The algorithm used is very simple. The function begins to run the first n works, then when a works ends, the next one is started. I hope that the comments in the code and in the example are clear.

The test function uses twisted.web.client.HTTPDownloader as the 'worker' to download a list of RFC documents. Another possible example is to download the same file concurrently (as done by some download accelerators).

2 comments

Andrew Bennetts 18 years, 12 months ago  # | flag

Should use utilty functions in twisted.internet.defer.
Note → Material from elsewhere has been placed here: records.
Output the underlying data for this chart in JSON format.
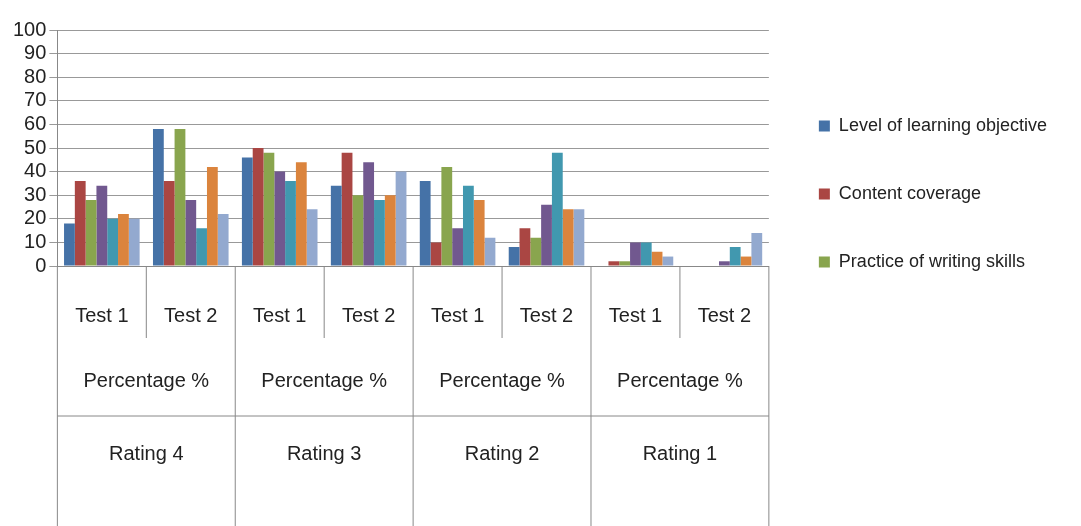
{
  "chart_data": {
    "type": "bar",
    "categories": [
      "Test 1",
      "Test 2",
      "Test 1",
      "Test 2",
      "Test 1",
      "Test 2",
      "Test 1",
      "Test 2"
    ],
    "series": [
      {
        "name": "Level of learning objective",
        "color": "#4572a7",
        "values": [
          18,
          58,
          46,
          34,
          36,
          8,
          0,
          0
        ]
      },
      {
        "name": "Content coverage",
        "color": "#aa4643",
        "values": [
          36,
          36,
          50,
          48,
          10,
          16,
          2,
          0
        ]
      },
      {
        "name": "Practice of writing skills",
        "color": "#89a54e",
        "values": [
          28,
          58,
          48,
          30,
          42,
          12,
          2,
          0
        ]
      },
      {
        "color": "#71588f",
        "values": [
          34,
          28,
          40,
          44,
          16,
          26,
          10,
          2
        ]
      },
      {
        "color": "#4198af",
        "values": [
          20,
          16,
          36,
          28,
          34,
          48,
          10,
          8
        ]
      },
      {
        "color": "#db843d",
        "values": [
          22,
          42,
          44,
          30,
          28,
          24,
          6,
          4
        ]
      },
      {
        "color": "#93a9cf",
        "values": [
          20,
          22,
          24,
          40,
          12,
          24,
          4,
          14
        ]
      }
    ],
    "annotations": [
      "Percentage %",
      "Percentage %",
      "Percentage %",
      "Percentage %",
      "Rating 4",
      "Rating 3",
      "Rating 2",
      "Rating 1"
    ],
    "ylim": [
      0,
      100
    ],
    "yticks": [
      0,
      10,
      20,
      30,
      40,
      50,
      60,
      70,
      80,
      90,
      100
    ],
    "grid": "y",
    "legend": "right"
  }
}
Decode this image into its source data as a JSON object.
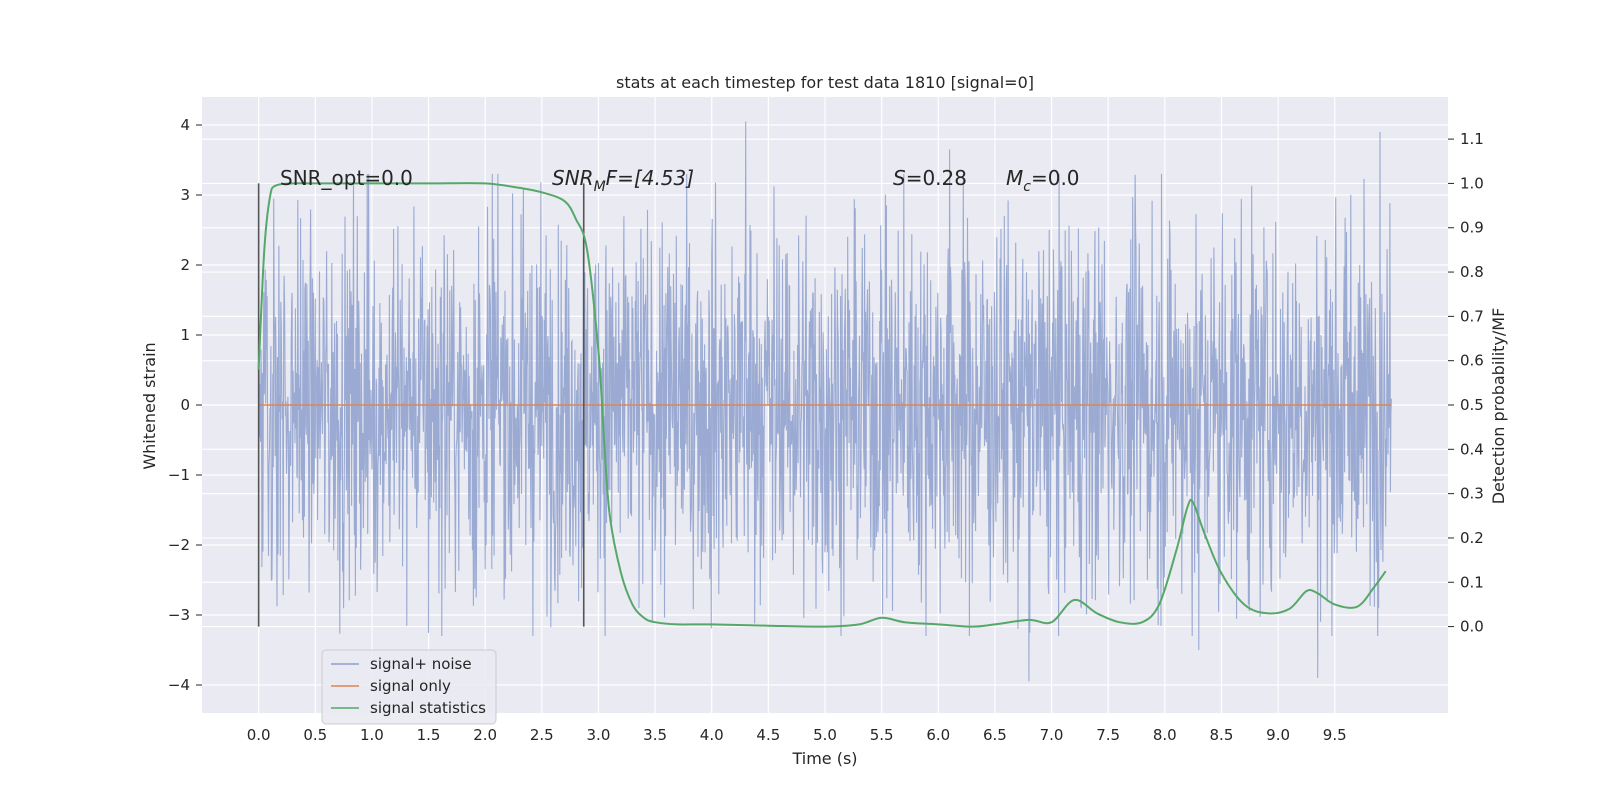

This recipe would benefit from using twisted.internet.defer.gatherResults or perhaps some other helper function in that module, rather than inventing its own. It would make this recipe much simpler.

Manlio Perillo (author) 18 years, 12 months ago  # | flag

I don't think so. runDeferredWorkers return a list of deferred. You can do whatever you want with it.